Of course, Nolan is no stranger to franchises. He directed The Dark Knight trilogy, which just began streaming on a new platform.
Christopher Nolan On Recreating The Trinity Test:
During an interview with The Hollywood Reporter, Nolan reacted to fans thinking he took such extreme measures to get his movie made.
“It’s flattering that people would think I would be capable of something as extreme as that on the one hand, but it’s also a little bit scary,” Nolan shared.
“I think recreating the Trinity test without the use of computer graphics, was a huge challenge to take on,” Nolan previously told Total Film. “Andrew Jackson – my visual effects supervisor, I got him on board early on – was looking at how we could do a lot of the visual elements of the film practically, from representing quantum dynamics and quantum physics to the Trinity test itself, to recreating, with my team, Los Alamos up on a mesa in New Mexico in extraordinary weather, a lot of which was needed for the film, in terms of the very harsh conditions out there – there were huge practical challenges.”

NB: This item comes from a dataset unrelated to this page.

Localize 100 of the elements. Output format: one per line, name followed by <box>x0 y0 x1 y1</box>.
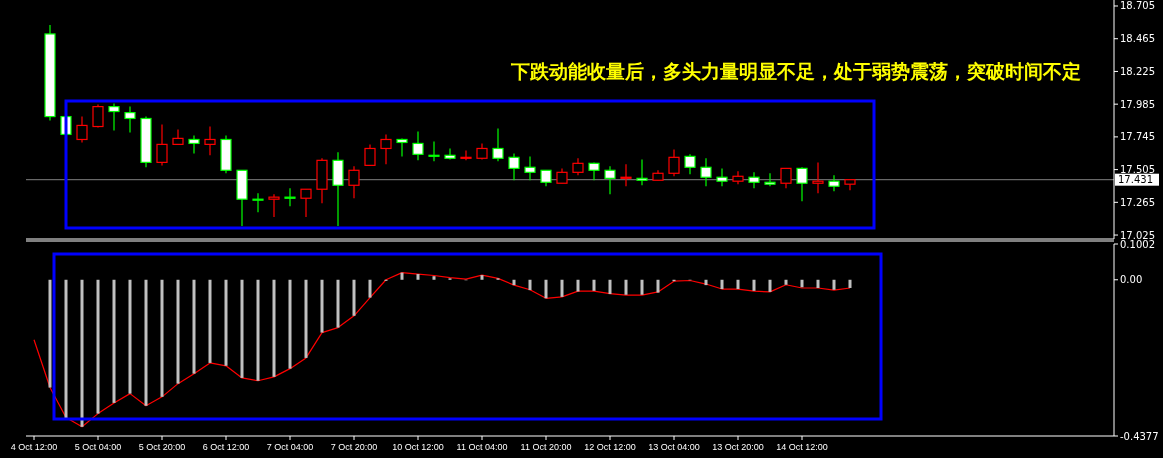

“It’s a story of immense scope and scale,” Nolan added. “And one of the most challenging projects I’ve ever taken on in terms of the scale of it, and in terms of encountering the breadth of Oppenheimer’s story. There were big, logistical challenges, big practical challenges. But I had an extraordinary crew, and they really stepped up. It will be a while before we’re finished. But certainly as I watch the results come in, and as I’m putting the film together, I’m thrilled with what my team has been able to achieve.”